One of the most important and perhaps least well known metrics for the U.S. stock market is the growth rate of dividends for the S&P 500, which is why we started a new series to feature it last year.

The following chart visualizes the year over year growth rate of the S&P 500's trailing year dividends per share for each month of the 21st Century, starting from the beginning of the last year of the 20th Century and continuing through December 2018, with a bonus projection of the currently expected future for S&P 500 dividend growth through March 2020.

Year Over Year Growth Rate of S&P 500 Dividends Per Share in the 21st Century, 2000-Q1 through 2018-Q4, with Projected Future Through 2020-Q1

We've also indicated the National Bureau of Economic Research's official periods of recession in the 21st Century (so far!) on the chart.

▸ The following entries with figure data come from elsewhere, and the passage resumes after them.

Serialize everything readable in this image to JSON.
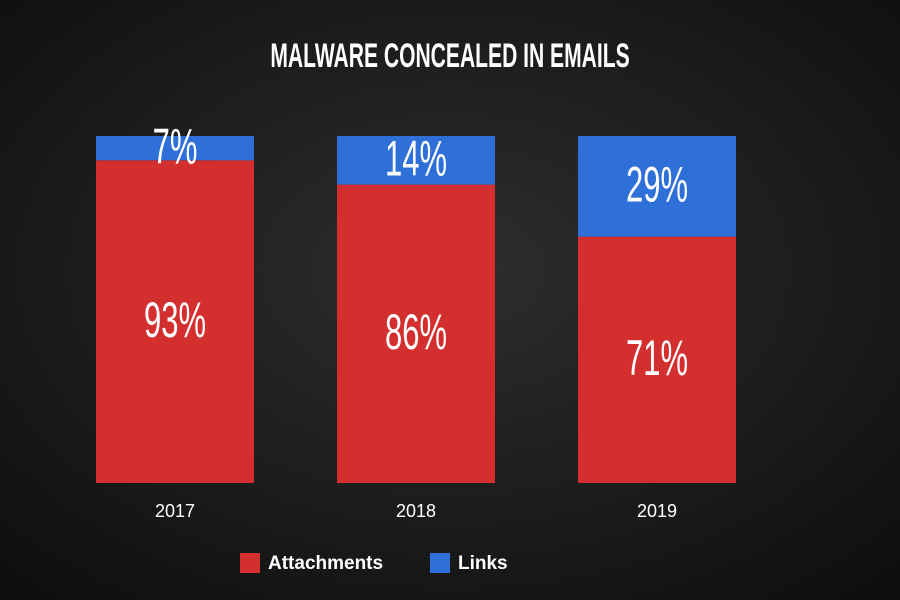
{
  "chart_data": {
    "type": "bar",
    "stacked": true,
    "title": "MALWARE CONCEALED IN EMAILS",
    "categories": [
      "2017",
      "2018",
      "2019"
    ],
    "series": [
      {
        "name": "Attachments",
        "color": "#d32f2f",
        "values": [
          93,
          86,
          71
        ],
        "value_labels": [
          "93%",
          "86%",
          "71%"
        ]
      },
      {
        "name": "Links",
        "color": "#2f6fd8",
        "values": [
          7,
          14,
          29
        ],
        "value_labels": [
          "7%",
          "14%",
          "29%"
        ]
      }
    ],
    "ylim": [
      0,
      100
    ],
    "legend": "bottom"
  }
}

As for how to best use this data, you really want to pay close attention to how fast the growth rate of dividends per share is changing, where negative accelerations for dividends generally coincide with falling stock prices, and positive accelerations tend to coincide with rising stock prices. Also, if you compare the projected future for 2018 with what actually happened for the S&P 500's dividend growth rate, 2018 was a year that mostly lived up to early expectations.

That's not always the case, where we've seen dramatic changes in those expectations in this century, particularly when the U.S. economy fell into recession. If there's one observation that you want to take away from the chart however, it is perhaps Tadas Viskanta's observation that "recessions are a dividend killer"!